Hormis cela, ce système nous convient très bien et nous l'utilisons même au-delà de ce qui est prévu. En effet, normalement le noyau dur du RPVA tourne autour du tribunal de grande instance, mais nous nous en servons auprès du tribunal correctionnel pour la mise en état des procédures pénales sur intérêts civils. Nous disposons également à la cour d'appel de greffiers qui nous informent des injonctions et des dates de fixation, via le RPVA. Enfin, il nous est possible d'adresser, par ce système, des conclusions à la chambre sociale de la cour.
Lexbase : Du côté des nouveautés, l'acte d'avocat a fait son entrée dans le paysage juridique le 28 mars dernier ; comment appréhendez-vous ce nouvel outil ?
Philippe Pourchez : J'ai mobilisé les confrères via un éditorial de la newsletter du barreau sur ce sujet. Il faut attirer leur attention à la fois sur la nouveauté que cela représente et sur l'intérêt que cela apporte à la profession pour le grand public. Dans l'esprit du public, avec l'acte d'avocat, les confrères seront sollicités non seulement en cas de litige, mais aussi et surtout pour obtenir une sécurité juridique à un prix concurrentiel. L'intervention de l'avocat doit dès lors, nécessairement, se banaliser.
Le barreau va donc organiser une formation sur ce thème où un universitaire expliquera l'outil en lui-même, et où des confrères, spécialisés par domaine d'activité, en présenteront l'intérêt spécifique dans le domaine d'activité considéré.
Lexbase : Bâtonnier depuis le début de l'année, qu'allez vous prévoir pour votre barreau durant ce mandat ?
Philippe Pourchez : Tout d'abord, la fusion me prend beaucoup de temps. Il faut récupérer les archives, régulariser les écritures en retard, s'occuper des questions d'assurance, gérer la continuation des contrats en cours, résoudre le sort du personnel des barreaux absorbés, établir un nouveau tableau de l'Ordre, etc.. On n'imagine pas tout l'administratif qu'il peut y avoir derrière une telle réforme !

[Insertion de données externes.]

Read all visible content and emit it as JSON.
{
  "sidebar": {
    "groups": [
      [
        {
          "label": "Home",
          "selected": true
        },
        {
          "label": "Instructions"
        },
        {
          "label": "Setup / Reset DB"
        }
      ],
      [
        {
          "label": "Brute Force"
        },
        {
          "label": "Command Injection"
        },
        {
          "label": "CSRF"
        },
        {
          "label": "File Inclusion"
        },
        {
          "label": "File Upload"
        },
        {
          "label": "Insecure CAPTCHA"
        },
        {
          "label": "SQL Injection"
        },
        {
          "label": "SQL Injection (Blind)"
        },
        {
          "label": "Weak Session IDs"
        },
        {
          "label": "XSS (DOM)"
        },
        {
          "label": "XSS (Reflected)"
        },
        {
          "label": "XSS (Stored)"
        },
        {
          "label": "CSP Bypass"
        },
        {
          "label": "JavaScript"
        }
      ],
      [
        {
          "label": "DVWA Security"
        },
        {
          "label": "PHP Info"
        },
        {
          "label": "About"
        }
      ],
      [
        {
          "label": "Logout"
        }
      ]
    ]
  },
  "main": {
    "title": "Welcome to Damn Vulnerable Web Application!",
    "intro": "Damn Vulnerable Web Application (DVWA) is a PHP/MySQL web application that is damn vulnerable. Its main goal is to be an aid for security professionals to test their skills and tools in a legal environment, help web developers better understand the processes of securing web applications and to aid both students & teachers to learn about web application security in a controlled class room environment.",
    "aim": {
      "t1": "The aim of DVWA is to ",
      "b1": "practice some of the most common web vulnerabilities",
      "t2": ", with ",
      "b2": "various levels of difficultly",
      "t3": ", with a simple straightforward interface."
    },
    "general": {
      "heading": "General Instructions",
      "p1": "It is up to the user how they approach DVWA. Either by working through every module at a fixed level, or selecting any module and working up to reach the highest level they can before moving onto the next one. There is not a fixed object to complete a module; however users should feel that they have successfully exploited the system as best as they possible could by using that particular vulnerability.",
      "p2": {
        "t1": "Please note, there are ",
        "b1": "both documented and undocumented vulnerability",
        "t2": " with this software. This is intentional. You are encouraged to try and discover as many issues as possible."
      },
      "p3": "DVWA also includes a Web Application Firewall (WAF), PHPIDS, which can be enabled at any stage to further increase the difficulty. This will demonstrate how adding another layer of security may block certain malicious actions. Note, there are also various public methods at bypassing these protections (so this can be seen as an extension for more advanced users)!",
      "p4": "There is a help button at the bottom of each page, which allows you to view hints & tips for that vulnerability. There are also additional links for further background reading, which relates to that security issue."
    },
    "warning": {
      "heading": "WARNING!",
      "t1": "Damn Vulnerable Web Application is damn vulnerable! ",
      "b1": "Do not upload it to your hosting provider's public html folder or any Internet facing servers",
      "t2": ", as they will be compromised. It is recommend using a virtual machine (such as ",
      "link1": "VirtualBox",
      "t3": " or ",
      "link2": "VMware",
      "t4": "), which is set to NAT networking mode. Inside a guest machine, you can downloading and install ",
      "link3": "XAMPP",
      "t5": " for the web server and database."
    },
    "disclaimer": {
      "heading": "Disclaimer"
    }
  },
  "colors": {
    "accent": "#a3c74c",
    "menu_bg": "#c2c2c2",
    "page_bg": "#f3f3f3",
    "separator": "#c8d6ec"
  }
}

Au niveau des formations, le barreau a organisé, récemment, un colloque avec Monsieur Antoine Garapon, Secrétaire général de l'Ecole des hautes études juridiques, sur l'application de la théorie du néo-libéralisme à la Justice. Cette religion de la statistique va générer un mode d'exercice un peu particulier que ce soit au niveau des avocats ou au niveau des juridictions. Il y a un virage important qui, sous couvert de rentabilité et d'efficacité, entraîne un changement de la nature de l'activité : si vous devez gagner 5 à 10 % d'efficacité et de rentabilité, vous aller travailler un peu plus vite sans modifier la nature de l'activité ; en revanche s'il vous faut gagner 50 % de rentabilité, vous ne faites plus le même métier.
Autant dire que ce colloque a remporté un franc succès !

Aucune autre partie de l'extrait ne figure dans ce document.